Dans le détail, explique le directeur de la Cnam, "nous avons dépensé 165 millions de moins sur nos coûts de gestion", notamment par la réduction des effectifs ou par la dématérialisation de certaines démarches. Les recettes, en particulier celles liées à la CSG, ont été "un peu meilleures que ce qui était programmé".

"Notre protection sociale est légèrement sous-financée, mais nous maîtrisons beaucoup mieux la dépense depuis plusieurs années", estime donc Frédéric van Roekeghem. Reste à savoir si, dans les années à venir, ce cap pourra être maintenu.

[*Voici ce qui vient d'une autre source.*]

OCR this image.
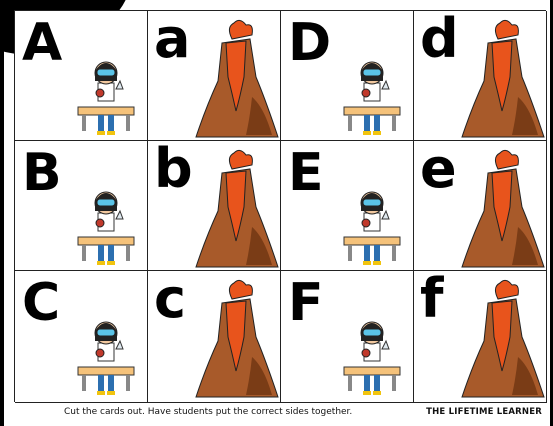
A a D d
B b E e
C c F f
Cut the cards out. Have students put the correct sides together.	THE LIFETIME LEARNER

Concernant l’objectif des dépenses, le directeur de l’assurance maladie estime qu’il devrait être "de nouveau respecté". Quant au déficit de l’année 2012, poursuit-il, il dépendra "principalement de la masse salariale sur laquelle sont assises les cotisations sociales et salariales".

La politique mise en œuvre par le prochain gouvernement devrait a priori déterminer un certain nombre de tendances. Cependant, font remarquer Les Echos, les programmes de deux favoris à la présidentielle "sont étonnamment proches". En effet, Nicolas Sarkozy propose de limiter la progression des dépenses d’assurance maladie à 2,5 % par an et François Hollande à 3 %. Une croissance si faible a rarement été observée, relève le quotidien, sinon en 1997 et 1999, sous les gouvernements de Lionel Jospin et en 2010 et 2011, sous celui de François Fillon.

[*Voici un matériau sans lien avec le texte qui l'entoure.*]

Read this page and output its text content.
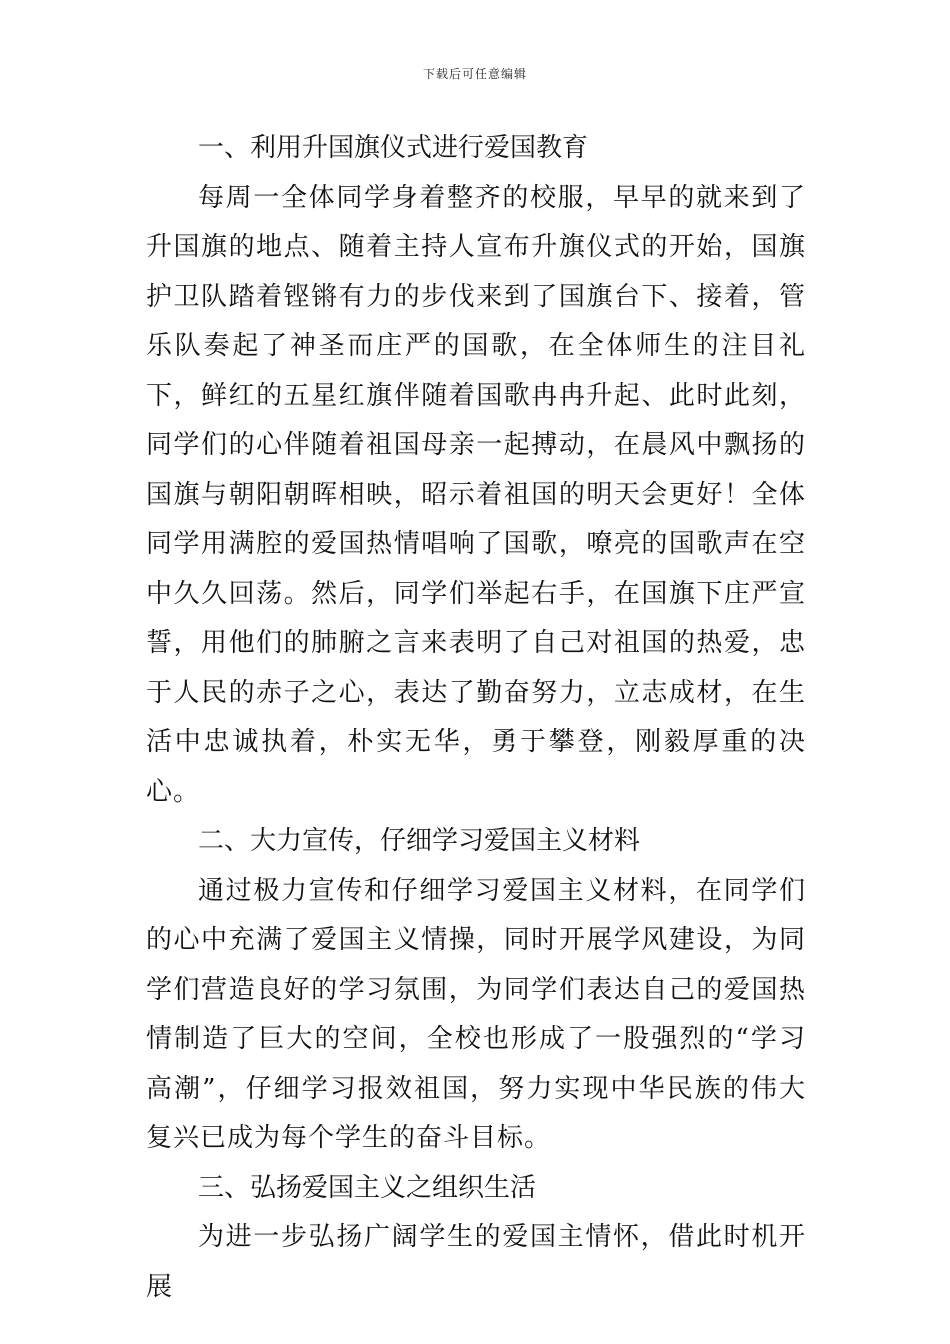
下载后可任意编辑
一、利用升国旗仪式进行爱国教育

每周一全体同学身着整齐的校服，早早的就来到了升国旗的地点、随着主持人宣布升旗仪式的开始，国旗护卫队踏着铿锵有力的步伐来到了国旗台下、接着，管乐队奏起了神圣而庄严的国歌，在全体师生的注目礼下，鲜红的五星红旗伴随着国歌冉冉升起、此时此刻，同学们的心伴随着祖国母亲一起搏动，在晨风中飘扬的国旗与朝阳朝晖相映，昭示着祖国的明天会更好！全体同学用满腔的爱国热情唱响了国歌，嘹亮的国歌声在空中久久回荡。然后，同学们举起右手，在国旗下庄严宣誓，用他们的肺腑之言来表明了自己对祖国的热爱，忠于人民的赤子之心，表达了勤奋努力，立志成材，在生活中忠诚执着，朴实无华，勇于攀登，刚毅厚重的决心。

二、大力宣传，仔细学习爱国主义材料

通过极力宣传和仔细学习爱国主义材料，在同学们的心中充满了爱国主义情操，同时开展学风建设，为同学们营造良好的学习氛围，为同学们表达自己的爱国热情制造了巨大的空间，全校也形成了一股强烈的“学习高潮”，仔细学习报效祖国，努力实现中华民族的伟大复兴已成为每个学生的奋斗目标。

三、弘扬爱国主义之组织生活

为进一步弘扬广阔学生的爱国主情怀，借此时机开展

Pour parvenir à un tel objectif, l’actuel chef de l’Etat a annoncé 13 milliards d’euros d’économies sur la période 2013-2016, basées essentiellement sur la gestion, la baisse des prix des médicaments ou encore de certains actes de médecine spécialisée.

Pour Frédéric van Roekeghem, ces deux programmes politiques traduisent "un consensus sur la nécessité de maîtriser la dépense de santé et de maintenir un haut niveau de protection sociale". En tout cas, résume-t-il, "l’équilibre est à notre portée, sans se lancer dans des réformes brutales". Dans un autre registre, Frédéric van Roekeghem est interrogé sur la finalisation des négociations avec les syndicats de dentistes et les complémentaires santé. "Nous espérons signer un avenant à la convention qui permettra de revaloriser la rémunération de la consultation des dentistes […]", répond le directeur de la Cnam, lequel reconnaît "qu’une réforme globale des soins dentaires prendra probablement plus de temps". Celle-ci, ajoute-t-il, devra concilier une "bonne prise en charge par l’assurance maladie obligatoire des soins conservateurs" et les moyens "de limiter les excès et de modérer les tarifs" des soins prothétiques.

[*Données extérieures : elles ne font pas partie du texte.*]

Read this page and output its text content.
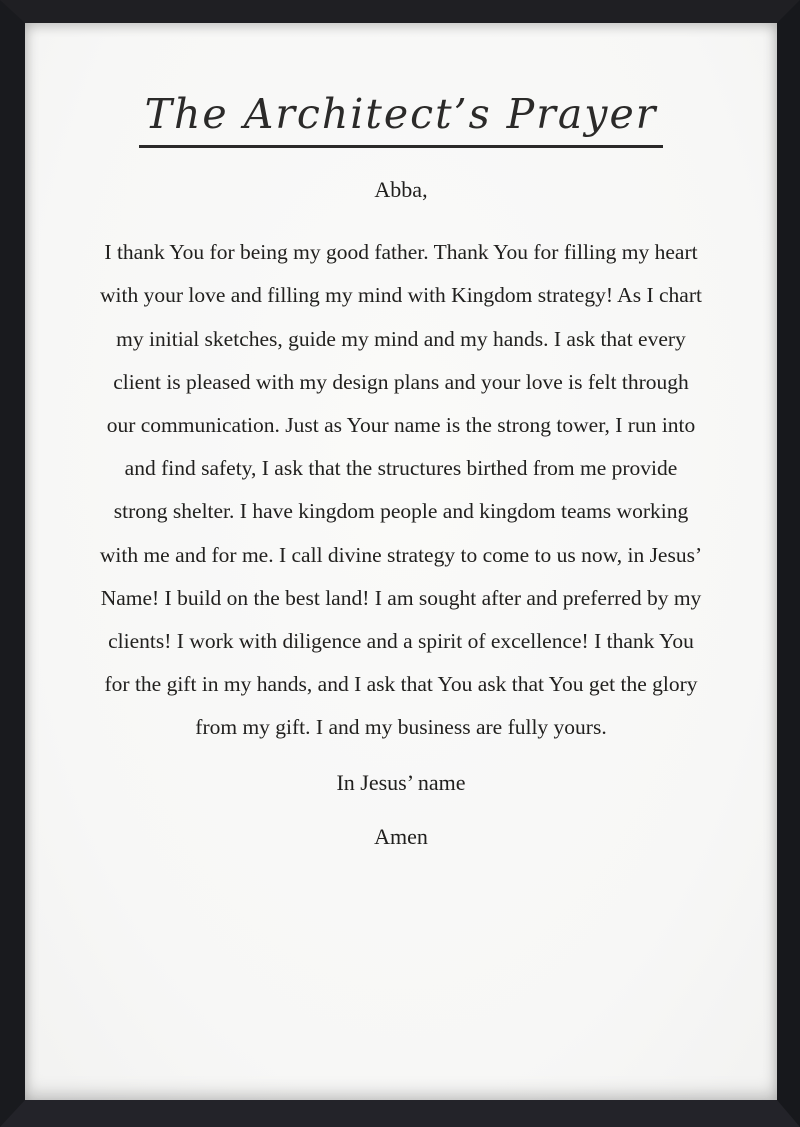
The Architect’s Prayer
Abba,
I thank You for being my good father. Thank You for filling my heart
with your love and filling my mind with Kingdom strategy! As I chart
my initial sketches, guide my mind and my hands. I ask that every
client is pleased with my design plans and your love is felt through
our communication. Just as Your name is the strong tower, I run into
and find safety, I ask that the structures birthed from me provide
strong shelter. I have kingdom people and kingdom teams working
with me and for me. I call divine strategy to come to us now, in Jesus’
Name! I build on the best land! I am sought after and preferred by my
clients! I work with diligence and a spirit of excellence! I thank You
for the gift in my hands, and I ask that You ask that You get the glory
from my gift. I and my business are fully yours.
In Jesus’ name
Amen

Préjugés sur le vieillissement
Après six mois de débats organisés par le Centre d’éthique clinique de l’hôpital Cochin (Paris) autour du thème "Quelle médecine pour quelle vieillesse ?", un jury rendra publiques ses recommandations, aujourd’hui, à 19 heures, à l’Hôtel de ville de Paris.

Ce jury est composé de plusieurs personnalités, parmi lesquelles Etienne Caniard, président de la Mutualité Française, une aide-soignante, un gériatre, un philosophe, une ancienne directrice des hôpitaux de Paris, signale Libération (pages 14 et 15).

Plusieurs observations se dégagent au terme de ce cycle de rencontres. Elles soulignent un certain nombre d’idées fausses sur les personnes âgées. Ainsi, rares sont les plus de 75 ans "qui anticipent leur mort", souligne le quotidien. La majorité montre, au contraire, "une envie très forte : celle de vivre". Autres constats : les "vieux parlent peu" et ont tendance à se replier sur soi. D’où une propension de l’entourage à parler à leur place, ce qui pourrait être évité. Enfin, indique Libération, le vieillissement est régulièrement tenu pour responsable de l’"implosion des comptes sociaux". Or, selon l’économiste Jean de Kervasdoué, "les coûts de santé induits par le vieillissement ne sont pas si lourds", notamment grâce aux solidarités individuelles et familiales qui "font beaucoup plus qu’on ne le pense".

Pour le président de la Mutualité Française, les normes, omniprésentes dans la prise en charge des personnes âgées, devraient "être soumises régulièrement à un regard critique". Pour Etienne Caniard, "les mesures de protection ont souvent un but, davantage inspiré par des considérations économiques que par la protection de la personne".